В носу у Никитки подозрительно защипало, и он поспешно опустил голову, чтобы отец не увидел слёз, которыми вмиг наполнились его глаза. Ещё, чего доброго, подумает, что сын Долгопятых испугался! Плакать же ему хотелось не от страха или обиды, как это чаще всего случается в десять лет, а от чувства благодарности, такой горячей, какой он, пожалуй, не испытывал ещё ни разу в жизни. Отец говорил с ним, как с взрослым; более того, поступок Стёпки, который сам Никита считал непростительным проступком, едва ли не злодейством, отец, кажется, одобрял — недаром же повёл речь издалека, недаром говорил про верного слугу, без коего дворянину в походе пропасть бысть… Прямо он этого, конечно, сказать не мог: давайте, мол, ребятки, лупите боярских недорослей почём зря, даст Бог — до царевича со временем доберётесь, — однако дал понять, что злодейства никакого в Стёпкином заступничестве не увидел. Да и то сказать: кому он надобен, такой слуга, который за своего хозяина не заступился? Не говоря уже о друге…

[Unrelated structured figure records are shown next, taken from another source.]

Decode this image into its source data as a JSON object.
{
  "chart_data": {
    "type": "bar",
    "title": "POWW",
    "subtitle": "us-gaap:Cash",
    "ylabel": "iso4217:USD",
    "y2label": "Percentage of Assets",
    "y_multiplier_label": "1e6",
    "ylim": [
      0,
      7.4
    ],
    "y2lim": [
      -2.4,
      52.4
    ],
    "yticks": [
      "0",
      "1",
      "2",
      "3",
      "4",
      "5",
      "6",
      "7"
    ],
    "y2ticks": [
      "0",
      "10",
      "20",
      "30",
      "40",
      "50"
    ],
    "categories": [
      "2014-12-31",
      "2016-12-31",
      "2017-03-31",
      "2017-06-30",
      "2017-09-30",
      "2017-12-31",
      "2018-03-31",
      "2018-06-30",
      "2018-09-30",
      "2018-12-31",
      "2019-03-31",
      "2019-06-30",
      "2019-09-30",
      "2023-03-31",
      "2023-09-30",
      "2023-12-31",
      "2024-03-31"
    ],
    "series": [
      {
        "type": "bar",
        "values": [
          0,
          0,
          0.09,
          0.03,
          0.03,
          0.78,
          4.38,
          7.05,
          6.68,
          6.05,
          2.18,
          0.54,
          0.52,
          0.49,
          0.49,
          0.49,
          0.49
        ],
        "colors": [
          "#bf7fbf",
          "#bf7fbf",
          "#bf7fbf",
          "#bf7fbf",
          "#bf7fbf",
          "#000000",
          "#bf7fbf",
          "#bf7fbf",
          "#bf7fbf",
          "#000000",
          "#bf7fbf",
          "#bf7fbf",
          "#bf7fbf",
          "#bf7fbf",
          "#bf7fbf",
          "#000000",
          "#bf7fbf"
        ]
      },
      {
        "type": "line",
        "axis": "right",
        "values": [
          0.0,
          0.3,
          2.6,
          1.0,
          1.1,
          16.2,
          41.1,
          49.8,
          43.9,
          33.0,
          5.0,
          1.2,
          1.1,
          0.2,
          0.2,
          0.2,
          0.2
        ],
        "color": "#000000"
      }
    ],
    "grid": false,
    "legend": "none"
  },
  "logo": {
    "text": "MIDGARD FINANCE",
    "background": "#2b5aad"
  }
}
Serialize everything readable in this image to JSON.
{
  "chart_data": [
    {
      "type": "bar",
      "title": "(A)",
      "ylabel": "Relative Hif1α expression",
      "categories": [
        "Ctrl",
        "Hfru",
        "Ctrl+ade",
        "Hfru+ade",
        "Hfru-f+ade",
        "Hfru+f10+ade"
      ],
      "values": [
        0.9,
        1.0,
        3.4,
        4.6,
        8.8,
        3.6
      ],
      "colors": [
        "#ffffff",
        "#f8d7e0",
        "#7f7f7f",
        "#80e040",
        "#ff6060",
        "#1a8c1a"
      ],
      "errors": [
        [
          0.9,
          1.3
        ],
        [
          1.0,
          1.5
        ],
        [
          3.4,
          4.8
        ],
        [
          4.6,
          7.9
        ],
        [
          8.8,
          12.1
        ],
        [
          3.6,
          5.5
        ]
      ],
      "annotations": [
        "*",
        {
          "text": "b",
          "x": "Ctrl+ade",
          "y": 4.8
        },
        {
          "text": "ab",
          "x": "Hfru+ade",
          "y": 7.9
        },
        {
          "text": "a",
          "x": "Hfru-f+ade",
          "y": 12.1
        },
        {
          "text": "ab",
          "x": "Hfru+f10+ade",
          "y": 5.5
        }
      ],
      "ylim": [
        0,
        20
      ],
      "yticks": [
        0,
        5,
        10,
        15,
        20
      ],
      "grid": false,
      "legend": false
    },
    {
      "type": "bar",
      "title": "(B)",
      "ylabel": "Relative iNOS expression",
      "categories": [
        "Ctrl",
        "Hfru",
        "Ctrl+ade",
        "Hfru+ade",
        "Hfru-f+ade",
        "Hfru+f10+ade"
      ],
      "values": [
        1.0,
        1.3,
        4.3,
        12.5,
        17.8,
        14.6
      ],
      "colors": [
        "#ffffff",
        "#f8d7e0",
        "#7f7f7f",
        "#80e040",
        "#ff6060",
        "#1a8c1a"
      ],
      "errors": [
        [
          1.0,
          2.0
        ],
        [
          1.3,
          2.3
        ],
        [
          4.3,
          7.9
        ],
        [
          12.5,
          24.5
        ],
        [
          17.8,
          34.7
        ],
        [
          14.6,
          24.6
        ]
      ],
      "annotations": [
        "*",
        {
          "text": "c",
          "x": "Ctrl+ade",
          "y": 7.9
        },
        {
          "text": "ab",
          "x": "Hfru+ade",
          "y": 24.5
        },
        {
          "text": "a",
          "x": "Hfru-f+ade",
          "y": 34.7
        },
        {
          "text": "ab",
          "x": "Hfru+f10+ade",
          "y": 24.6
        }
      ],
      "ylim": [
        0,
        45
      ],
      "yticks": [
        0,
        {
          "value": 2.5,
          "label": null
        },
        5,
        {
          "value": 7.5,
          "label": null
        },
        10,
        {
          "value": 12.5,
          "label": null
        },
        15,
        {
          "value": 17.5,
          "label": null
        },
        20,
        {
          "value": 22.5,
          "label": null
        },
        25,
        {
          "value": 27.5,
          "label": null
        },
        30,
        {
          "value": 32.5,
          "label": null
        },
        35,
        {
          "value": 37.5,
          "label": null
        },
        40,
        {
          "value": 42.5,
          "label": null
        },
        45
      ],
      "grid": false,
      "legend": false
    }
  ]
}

— Ну, ступай играть, — сказал отец. — После ещё поговорим. Да вперёд осторожней будь. Ежели надо бить — бей, да только лучше уж в ухо либо по рёбрам. В глаз-то зачем же? Оно ведь не так больно, как обидно, а иные люди малую обиду до конца дней своих помнят. И чем дольше помнят, тем больше да больней им сия обида кажется…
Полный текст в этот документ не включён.